Aber Sie packen im Gesetzentwurf beides auf die gleiche Stufe, was die Voraussetzung für den Datenabruf durch die Polizei angeht, und das ist ein inakzeptabler Umgang mit persönlichen Informationen.

(Beifall bei der LINKEN)

Der sensibelste Punkt, den Sie neu regeln, ist die Auskunft über Nutzungsdaten. Nutzungsdaten sind zum Beispiel Informationen darüber, wann und wo und mit welchem Gerät sich eine Person zum Beispiel bei Facebook eingeloggt hat.
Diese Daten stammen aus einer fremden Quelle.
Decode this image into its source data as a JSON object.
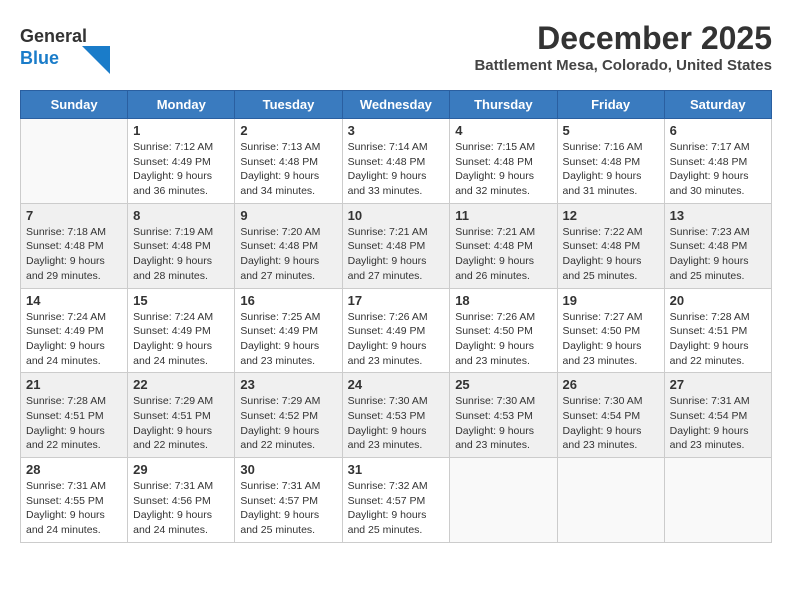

Diese Daten lassen noch größere Rückschlüsse auf das Onlineverhalten einer Person zu. Sie packen die Nutzungsdatenauskunft jedoch in eine Kategorie mit den Bestandsdaten. Beides unterliegt in Ihrem Gesetzentwurf den gleichen geringen Voraussetzungen für den Abruf.

Ja glauben Sie denn wirklich, dass Sie damit vor dem Bundesverfassungsgericht durchkommen? Das ist doch eklatant verfassungswidrig, und das haben die Experten Ihnen auch gesagt.

(Beifall bei der LINKEN)

Karlsruhe wird sich auch damit befassen, wie schlecht Ihr Gesetz handwerklich ist. Es ist voller unbestimmter Rechtsbegriffe, die vermutlich nicht mal die Sicherheitsbehörden verstehen werden. Das BKA hat das auch gesagt. Wir haben es gerade gehört, dass man dort gesagt hat: Wir müssen einen Leitfaden erstellen, weil das Gesetz nicht verständlich ist. – Und schon gar nicht werden die Telemedienanbieter verstehen, welches die Voraussetzungen sind, unter denen sie Daten herausgeben müssen.

Ihr Gesetz ist inhaltlich schlecht, und es ist handwerklich schlecht. Wir als Linke werden es ablehnen.

Danke schön.

(Beifall bei der LINKEN)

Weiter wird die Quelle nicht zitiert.